Dağınık olduğu mod ise beyninizi daha az çalıştırdığınız, egzersiz yaptığınız zaman ya da uyumaya geçmeden önceki an.
Salvador Dali resimlerini yapmadan önce eline anahtarlarını alarak koltuğunda kaykılarak otururmuş. Kafasında yapmayı düşündüğü projeyle birlikte dağınık moda geçmeye hazır hale gelirmiş. Kendinden hafifçe geçip, tam uykuya dalma moduna geçecekken elindeki anahtarlar yere düşünce birden uyanır ve o harika, yaratıcı, sürrealist resimlerini yapmaya başlarmış. Anahtarın düştüğü “Aha” anı onun yaratıcılığını, üretkenliğini tetiklermiş. Dağınık modda edindiği fikri odaklandığı modda hayata geçirirmiş.

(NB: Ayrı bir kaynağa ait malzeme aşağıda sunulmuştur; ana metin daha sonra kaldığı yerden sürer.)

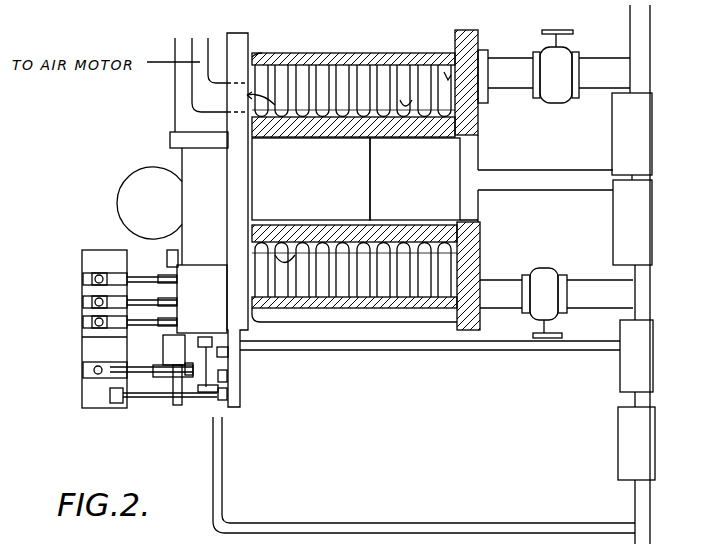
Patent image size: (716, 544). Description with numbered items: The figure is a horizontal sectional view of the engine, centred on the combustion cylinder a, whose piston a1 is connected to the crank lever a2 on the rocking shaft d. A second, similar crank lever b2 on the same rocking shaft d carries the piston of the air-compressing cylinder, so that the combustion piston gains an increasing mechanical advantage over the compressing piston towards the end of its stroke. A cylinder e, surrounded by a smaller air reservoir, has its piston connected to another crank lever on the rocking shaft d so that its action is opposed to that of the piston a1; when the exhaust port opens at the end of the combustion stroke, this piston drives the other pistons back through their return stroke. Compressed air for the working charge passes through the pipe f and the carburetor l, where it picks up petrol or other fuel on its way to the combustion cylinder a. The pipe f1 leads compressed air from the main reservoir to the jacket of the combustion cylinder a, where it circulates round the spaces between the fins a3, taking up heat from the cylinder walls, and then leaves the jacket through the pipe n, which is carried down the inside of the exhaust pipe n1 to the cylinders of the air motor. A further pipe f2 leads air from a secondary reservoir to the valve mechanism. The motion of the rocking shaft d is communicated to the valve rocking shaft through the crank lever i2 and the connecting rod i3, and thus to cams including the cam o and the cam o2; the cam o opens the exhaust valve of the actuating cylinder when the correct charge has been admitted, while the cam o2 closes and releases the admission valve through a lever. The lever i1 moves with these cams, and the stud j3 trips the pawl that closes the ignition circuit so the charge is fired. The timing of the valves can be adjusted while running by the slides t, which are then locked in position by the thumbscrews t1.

Fokus mod beynin detaylara odaklandığı, adı üzerinde fokuslandığı, derine indiği mod. Dağınık mod ise beynin büyük resmi gördüğü, konuyu genel olarak gördüğü, beyindeki diğer noktaları da aynı konu üzerine birleştirdiği mod.
Hangisi daha önemli derseniz? Araştımacılar “ikisi de” diyor.
Siz belki Dali ya da Edison gibi koltukta kaykılmak istemezsiniz.
Dediklerine göre yoğun bir çalışmadan sonra kalkıp bir yürüyüşe çıkmak, egzersiz yapmak, hatta duş almak ya da kafanızı dağıtacak bir başka aktivite yapmak öğrenmeye iyi geliyor. Konu beyinde oturuyor.
Tam tersine çok uzun süre bir konuya odaklanmaya çalışmak ise Einstellung etkisi yaratıyormuş. Einstellung etkisi aynı konu üzerine çok fazla çalışmak yüzünden konuya değişik çözümler üretememek, takılıp kalmak olarak adlandırılıyor.